Our opinion is that the market is forward-looking, not based on the present, and therefore it has already priced in what it expects to wrong.  Therefore, the biggest risk is not that the S&P 500 will go down further, it is that it will one day, soon, rise and that you will have been out of it and missed it.  The biggest risk is not being a participant in a 20% down market, it is not being a participant in a 100% up market. If you look at the history of the market and its best days, you will see that they cluster directly after a down market period, but missing any one or two of those days, could impact the growth of your portfolio.

Even missing one or two of those best days, can permanently cost you thousands of dollars in growth that you won’t make up.  See chart below.

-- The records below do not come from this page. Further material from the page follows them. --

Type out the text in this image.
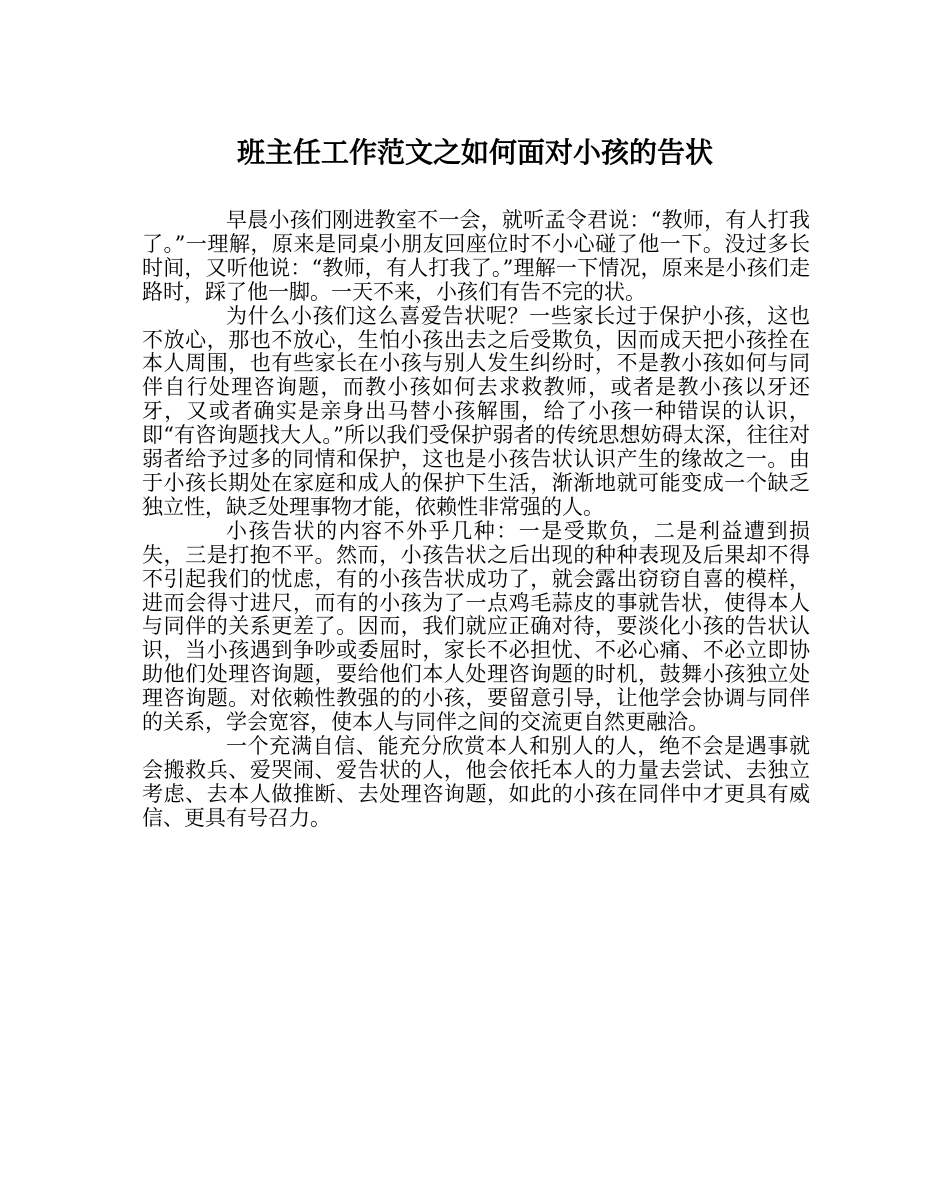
班主任工作范文之如何面对小孩的告状

早晨小孩们刚进教室不一会，就听孟令君说：“教师，有人打我了。”一理解，原来是同桌小朋友回座位时不小心碰了他一下。没过多长时间，又听他说：“教师，有人打我了。”理解一下情况，原来是小孩们走路时，踩了他一脚。一天不来，小孩们有告不完的状。

为什么小孩们这么喜爱告状呢？一些家长过于保护小孩，这也不放心，那也不放心，生怕小孩出去之后受欺负，因而成天把小孩拴在本人周围，也有些家长在小孩与别人发生纠纷时，不是教小孩如何与同伴自行处理咨询题，而教小孩如何去求救教师，或者是教小孩以牙还牙，又或者确实是亲身出马替小孩解围，给了小孩一种错误的认识，即“有咨询题找大人。”所以我们受保护弱者的传统思想妨碍太深，往往对弱者给予过多的同情和保护，这也是小孩告状认识产生的缘故之一。由于小孩长期处在家庭和成人的保护下生活，渐渐地就可能变成一个缺乏独立性，缺乏处理事物才能，依赖性非常强的人。

小孩告状的内容不外乎几种：一是受欺负，二是利益遭到损失，三是打抱不平。然而，小孩告状之后出现的种种表现及后果却不得不引起我们的忧虑，有的小孩告状成功了，就会露出窃窃自喜的模样，进而会得寸进尺，而有的小孩为了一点鸡毛蒜皮的事就告状，使得本人与同伴的关系更差了。因而，我们就应正确对待，要淡化小孩的告状认识，当小孩遇到争吵或委屈时，家长不必担忧、不必心痛、不必立即协助他们处理咨询题，要给他们本人处理咨询题的时机，鼓舞小孩独立处理咨询题。对依赖性教强的的小孩，要留意引导，让他学会协调与同伴的关系，学会宽容，使本人与同伴之间的交流更自然更融洽。

一个充满自信、能充分欣赏本人和别人的人，绝不会是遇事就会搬救兵、爱哭闹、爱告状的人，他会依托本人的力量去尝试、去独立考虑、去本人做推断、去处理咨询题，如此的小孩在同伴中才更具有威信、更具有号召力。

Therefore, if you are holding cash right now, waiting for the market to start coming back up to feel comfortable with investing again, I would say – deploy it and invest it right now and take advantage of this 20% sale/discount gif the market is giving you.  The market always turns suddenly, and sharply, and nobody rings a bell with a warning as to when that is going to happen, so you need to be in the game, not on the sidelines to capture that.

Here are some other points relating to this:

  1. Don’t run away from volatility – the key to success in a bear market is to have an investment strategy to manage the short-term volatility and to be able to continue to participate in the up market which is far more common, prevalent, and powerful than the bear market.

  2. Don’t take too much stock in pundits, as no one knows what the stock market will do tomorrow or next week, so don’t pay attention to those pundits who tell you to bail out, telling you that you are naïve to stick with your plan.  Great investors stay focused on the long term, and downside volatility is the price stock market investors pay for long term performance.  There have been 26 bear markets since 1929, and all 26 have eventually given way to a bull market, and this one will be no different. Eventually. 

  3. View volatility as an opportunity – take advantage of the ability to buy discounted stocks while they are on sale.

  4. The market is going to have a negative return about 1 in every 4 years. You can expect a drop of over 10% nearly every year. You can expect a drop of over 20% about every 5 years. Successful investors know this. If you can’t accept it, the stock market isn’t for you.

I hope this helps re-frame the paradigm as to how most investors look at the market into a more positive, and optimistic view that will serve you long term.  Don’t follow the herd, lead the pack.